Observatório da pintura

 

 

1. Antecedentes pictóricos.

Qualquer palavra existe pelo seu presente, que inclui também o passado e expetativas para futuro.


A Pintura é hoje um conceito multiforme, com o qual um grande número de praticantes das artes ainda, para bem ou para mal, se identifica. Embora se fale muito em Pintura expandida, ela não implodiu, nem explodiu ainda.


Desde os alvores conhecidos da atividade humana ela assenta numa forma de fazer, com determinadas caraterísticas físicas, químicas e técnicas,  implicando atividades motoras e uma intencionalidade da parte do executante, que tem variado ao longo dos séculos, mas que, apesar de tudo, revela uma notável persistência.

Essa forma de fazer revela hoje ecletismo de processos, visto que se podem obter resultados parecidos partindo de inúmeros meios tecnológicos.


O ponto de partida tecnológico não perdeu no entanto a sua relevância e atualidade, visto que muito do pensamento filosófico e crítico contemporâneo parte justamente dessa forma caraterística e histórica de especificidade técnica,  que determina aquilo a que Foucault chamou uma arqueologia dos saberes e ao qual Siegfied Zielinsky conferiu uma feição mais tecnológica.[1]

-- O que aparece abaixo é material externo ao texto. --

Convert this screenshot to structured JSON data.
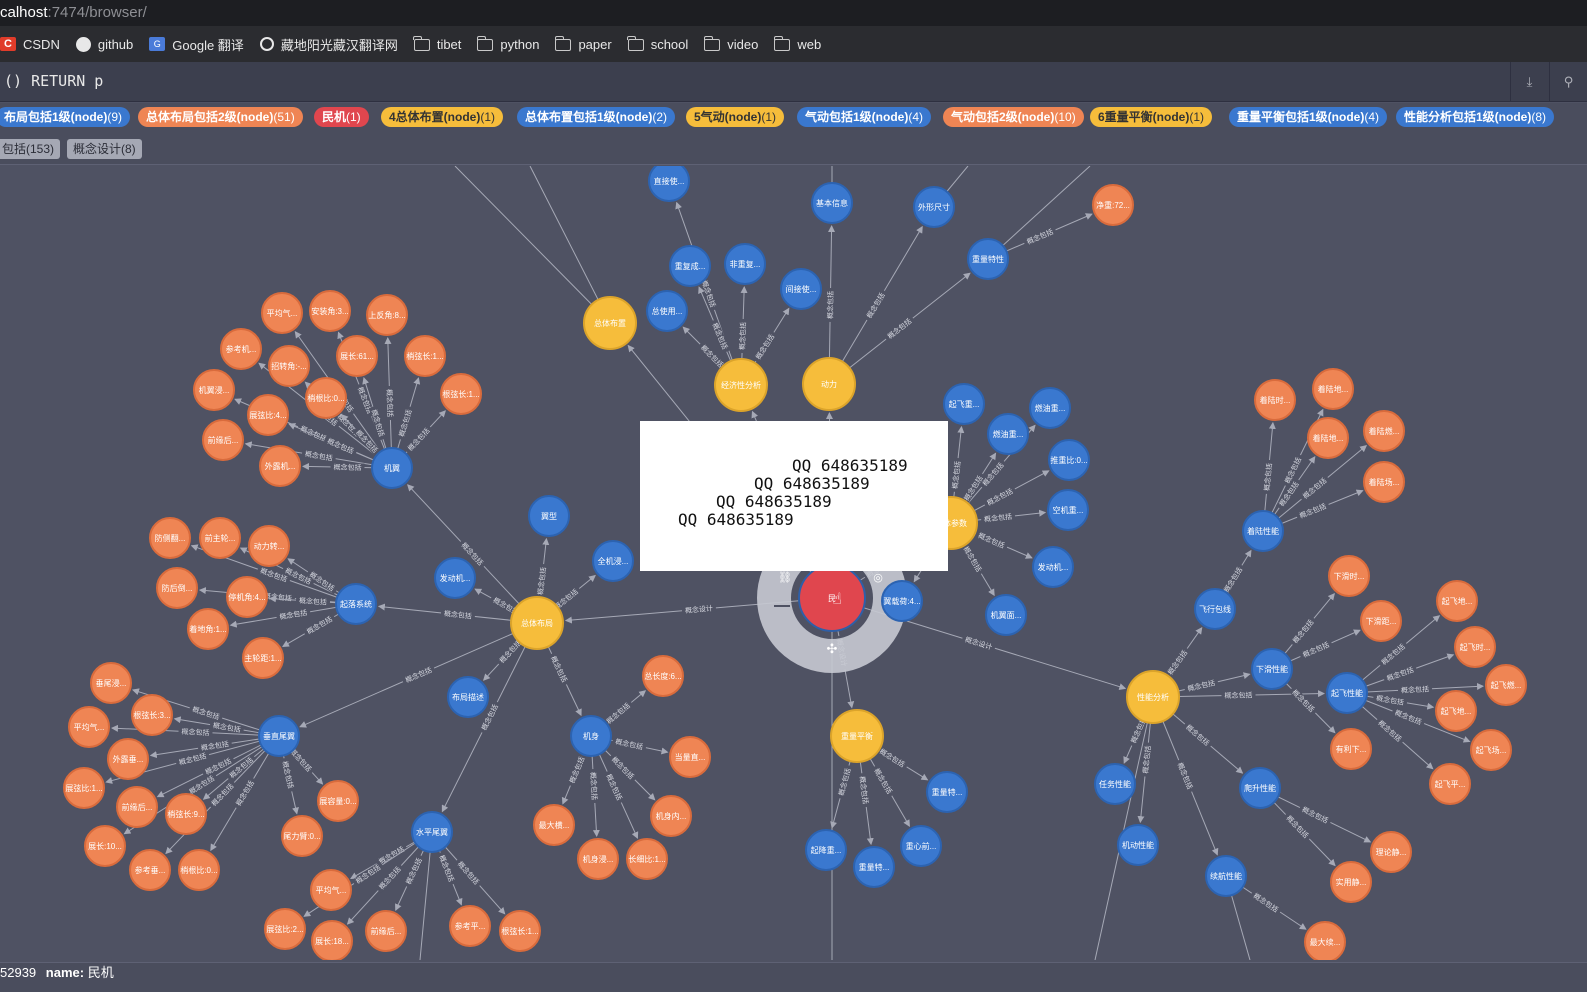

Quando falamos em Pintura não nos estamos a referir portanto à forma de obter um resultado específico, visto que este se diluiu nas contaminações do mixed media da última metade do século XX, mas sim a considerar uma tradição multissecular, na sua inesgotável e singular unicidade.


Esta ensina-nos que a Pintura nunca deixou de se renovar, embora manifeste também ao longo da sua existência uma persistente continuidade, o que obriga a uma análise cuidada no sentido de poder antecipar de que forma irão esse poder de renovação e continuidade funcionar no futuro.

 

 

2. O que não é Pintura?

 

Surgem assim algumas perguntas, cuja resposta poderia constituir o cerne de uma pesquisa consequente e frutífera em Pintura:

 

Como caraterizar e definir os fatores que levam a falar nesta continuidade plurissecular a que podemos chamar Pintura?

 

Quando tantas novas tecnologias surgiram e se disseminaram durante o século XX nos vários tipos de mercado, porque razão alguns continuam a utilizar pintura como um conceito com relevância atual? Será um fenómeno saudosista ou pelo contrario uma opção justificada pelos constrangimentos do presente e as perspetivas futuras?

 

Face a estas questões fará sentido continuar a utilizar esta palavra para compreender práticas artísticas contemporâneas?

 

A palavra Pintura aplica-se tanto a manifestações do passado pré – histórico como fenómenos do século XXI. Continuará a palavra a ser apropriada ou a própria vastidão do passado pictórico faz com que o conceito tenha perdido o seu sentido no presente e deve  ser apenas reservado para manifestações ocorridas nos outros séculos?

 

Desde os anos 80 do século XX, acalmada a utopia revolucionária, a dialética passado – presente tornou-se mais atuante. Os factos desenterrados pela história da arte e outras ciências vêm sendo exaustivamente glosados pela arte, através da aplicação de ferramentas e metodologias não – científicas, que passam a constituir prática artística presente. No entanto, as formas artísticas baseadas no mimetismo ou utilização lúdica de teorias ou formas do passado provocaram também uma fadiga, uma sensação de déjà vu, que só pode ser curada por um inovador rigor concetual.

 

De que forma interage essa, a que chamamos Pintura, com outros media?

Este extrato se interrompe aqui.